Extending distance-weighted exponential natural evolution strategy for function optimization in uncertain environments

This paper presents an extended variant of the distance-weighted exponential natural evolution strategy (DXNES) that works well in uncertain environments. Since we often face objective functions with uncertain parameters in real-world problems, function optimization in uncertain environments is an important problem. The covariance matrix adaptation evolution strategy (CMA-ES) and DX-NES have been proposed as promising methods for function optimization in deterministic environments. The performance of these methods, however, deteriorates in uncertain environments.

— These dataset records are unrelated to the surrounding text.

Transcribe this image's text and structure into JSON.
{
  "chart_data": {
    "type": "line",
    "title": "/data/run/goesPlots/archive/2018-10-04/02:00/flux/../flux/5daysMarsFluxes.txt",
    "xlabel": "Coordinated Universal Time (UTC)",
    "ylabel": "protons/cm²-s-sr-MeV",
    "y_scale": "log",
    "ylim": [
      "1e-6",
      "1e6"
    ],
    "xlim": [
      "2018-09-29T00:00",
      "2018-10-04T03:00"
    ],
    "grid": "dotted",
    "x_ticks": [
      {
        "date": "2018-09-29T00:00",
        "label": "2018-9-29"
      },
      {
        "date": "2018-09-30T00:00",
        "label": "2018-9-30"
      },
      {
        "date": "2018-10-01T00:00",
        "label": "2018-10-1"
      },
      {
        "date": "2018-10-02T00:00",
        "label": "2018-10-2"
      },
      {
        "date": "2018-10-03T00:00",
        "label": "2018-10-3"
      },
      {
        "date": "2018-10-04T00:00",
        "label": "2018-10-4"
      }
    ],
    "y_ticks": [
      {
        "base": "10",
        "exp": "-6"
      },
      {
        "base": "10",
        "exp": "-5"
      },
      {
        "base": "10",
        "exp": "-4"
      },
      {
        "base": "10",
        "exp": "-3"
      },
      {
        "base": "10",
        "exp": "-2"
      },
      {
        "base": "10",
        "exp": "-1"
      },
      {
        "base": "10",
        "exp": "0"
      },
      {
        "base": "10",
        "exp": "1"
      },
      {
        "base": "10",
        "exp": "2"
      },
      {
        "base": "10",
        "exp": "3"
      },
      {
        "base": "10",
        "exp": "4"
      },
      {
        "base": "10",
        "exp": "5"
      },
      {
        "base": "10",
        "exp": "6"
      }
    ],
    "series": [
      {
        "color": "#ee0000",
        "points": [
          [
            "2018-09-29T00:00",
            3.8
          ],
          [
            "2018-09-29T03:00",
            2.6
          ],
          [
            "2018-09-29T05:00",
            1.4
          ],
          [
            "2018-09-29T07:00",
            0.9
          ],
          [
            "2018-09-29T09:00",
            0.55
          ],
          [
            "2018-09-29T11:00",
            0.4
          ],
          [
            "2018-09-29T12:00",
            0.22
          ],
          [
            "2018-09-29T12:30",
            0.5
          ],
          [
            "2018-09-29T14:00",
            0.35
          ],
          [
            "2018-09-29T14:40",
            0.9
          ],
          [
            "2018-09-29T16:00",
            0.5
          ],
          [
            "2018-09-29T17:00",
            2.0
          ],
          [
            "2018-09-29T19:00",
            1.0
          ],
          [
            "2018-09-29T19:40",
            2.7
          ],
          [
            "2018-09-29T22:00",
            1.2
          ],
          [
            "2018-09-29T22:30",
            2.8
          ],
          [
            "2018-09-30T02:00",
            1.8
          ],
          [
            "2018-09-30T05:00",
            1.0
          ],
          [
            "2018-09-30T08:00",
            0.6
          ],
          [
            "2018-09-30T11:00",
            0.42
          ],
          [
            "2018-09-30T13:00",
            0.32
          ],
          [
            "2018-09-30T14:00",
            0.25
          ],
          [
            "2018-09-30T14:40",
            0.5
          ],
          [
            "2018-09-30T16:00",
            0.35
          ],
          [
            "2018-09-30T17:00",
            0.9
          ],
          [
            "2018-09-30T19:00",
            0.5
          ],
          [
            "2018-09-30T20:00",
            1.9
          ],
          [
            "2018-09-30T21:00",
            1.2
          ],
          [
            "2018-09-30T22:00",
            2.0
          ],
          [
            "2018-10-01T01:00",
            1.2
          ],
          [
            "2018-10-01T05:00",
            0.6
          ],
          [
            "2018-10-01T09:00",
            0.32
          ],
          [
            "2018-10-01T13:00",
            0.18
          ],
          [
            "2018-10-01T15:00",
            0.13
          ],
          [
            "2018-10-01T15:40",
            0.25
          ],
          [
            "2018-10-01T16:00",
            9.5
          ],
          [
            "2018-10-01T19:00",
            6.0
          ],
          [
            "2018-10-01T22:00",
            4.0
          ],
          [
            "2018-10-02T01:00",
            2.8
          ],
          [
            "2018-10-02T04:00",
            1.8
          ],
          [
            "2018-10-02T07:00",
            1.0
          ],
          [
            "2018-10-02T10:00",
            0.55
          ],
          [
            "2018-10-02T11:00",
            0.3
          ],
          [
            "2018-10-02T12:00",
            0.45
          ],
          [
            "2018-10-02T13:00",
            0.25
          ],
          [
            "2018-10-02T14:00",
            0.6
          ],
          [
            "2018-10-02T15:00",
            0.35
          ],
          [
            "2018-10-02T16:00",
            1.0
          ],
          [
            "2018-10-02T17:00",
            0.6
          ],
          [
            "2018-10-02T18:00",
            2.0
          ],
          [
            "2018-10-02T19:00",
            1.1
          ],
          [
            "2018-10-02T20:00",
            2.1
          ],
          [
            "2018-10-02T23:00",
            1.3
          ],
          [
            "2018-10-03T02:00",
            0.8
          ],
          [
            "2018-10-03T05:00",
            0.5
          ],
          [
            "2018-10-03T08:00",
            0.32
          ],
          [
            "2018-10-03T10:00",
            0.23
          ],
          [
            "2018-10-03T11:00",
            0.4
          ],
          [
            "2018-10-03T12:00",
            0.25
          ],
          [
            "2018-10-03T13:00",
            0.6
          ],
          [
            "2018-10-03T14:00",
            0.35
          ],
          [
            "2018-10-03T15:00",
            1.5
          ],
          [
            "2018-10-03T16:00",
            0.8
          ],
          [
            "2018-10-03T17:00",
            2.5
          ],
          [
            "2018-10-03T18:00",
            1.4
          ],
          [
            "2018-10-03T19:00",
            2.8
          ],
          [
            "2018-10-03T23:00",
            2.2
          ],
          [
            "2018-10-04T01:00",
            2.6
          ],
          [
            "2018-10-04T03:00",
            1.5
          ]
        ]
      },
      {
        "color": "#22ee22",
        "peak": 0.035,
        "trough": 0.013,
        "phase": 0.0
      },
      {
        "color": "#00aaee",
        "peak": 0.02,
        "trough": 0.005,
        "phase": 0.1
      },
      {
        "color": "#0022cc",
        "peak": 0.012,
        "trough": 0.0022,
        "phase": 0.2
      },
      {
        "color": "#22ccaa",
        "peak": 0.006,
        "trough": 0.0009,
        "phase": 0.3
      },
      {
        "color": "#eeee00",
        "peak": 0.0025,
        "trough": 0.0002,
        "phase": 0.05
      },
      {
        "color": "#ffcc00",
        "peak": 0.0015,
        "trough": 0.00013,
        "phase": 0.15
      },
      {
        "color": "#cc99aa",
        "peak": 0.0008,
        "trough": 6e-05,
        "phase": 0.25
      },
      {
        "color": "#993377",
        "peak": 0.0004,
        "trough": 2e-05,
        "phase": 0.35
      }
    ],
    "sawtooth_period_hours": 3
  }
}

The uncertain handling CMA-ES (TIH-CMA-ES) has been proposed as an extended variant of CMA-ES for uncertain environments and has shown relatively good performance on problems with uncertain parameters. In this paper, we propose an extended variant of DX-NES named DX-NES for uncertain environments (DX-NES-TIE). DX-NES-TIE approximates the objective function by a quadratic function. DXNES-TIE uses approximation function values for updating the mutation distribution if the noise is strong; otherwise it uses observed objective function values. The strength of the noise is quantified by using the approximation function and the evolution path. Through numerical experiments on 20-dimensional uncertain benchmark problems, we demonstrate that DX-NES-TIE can find ten to 2,000 times as accurate solutions as TIH-CMA-ES can. We also apply DX-NES-TIE to 80-dimensional problems and confirm that DX-NES-TIE is scalable with respect to problem dimensionality.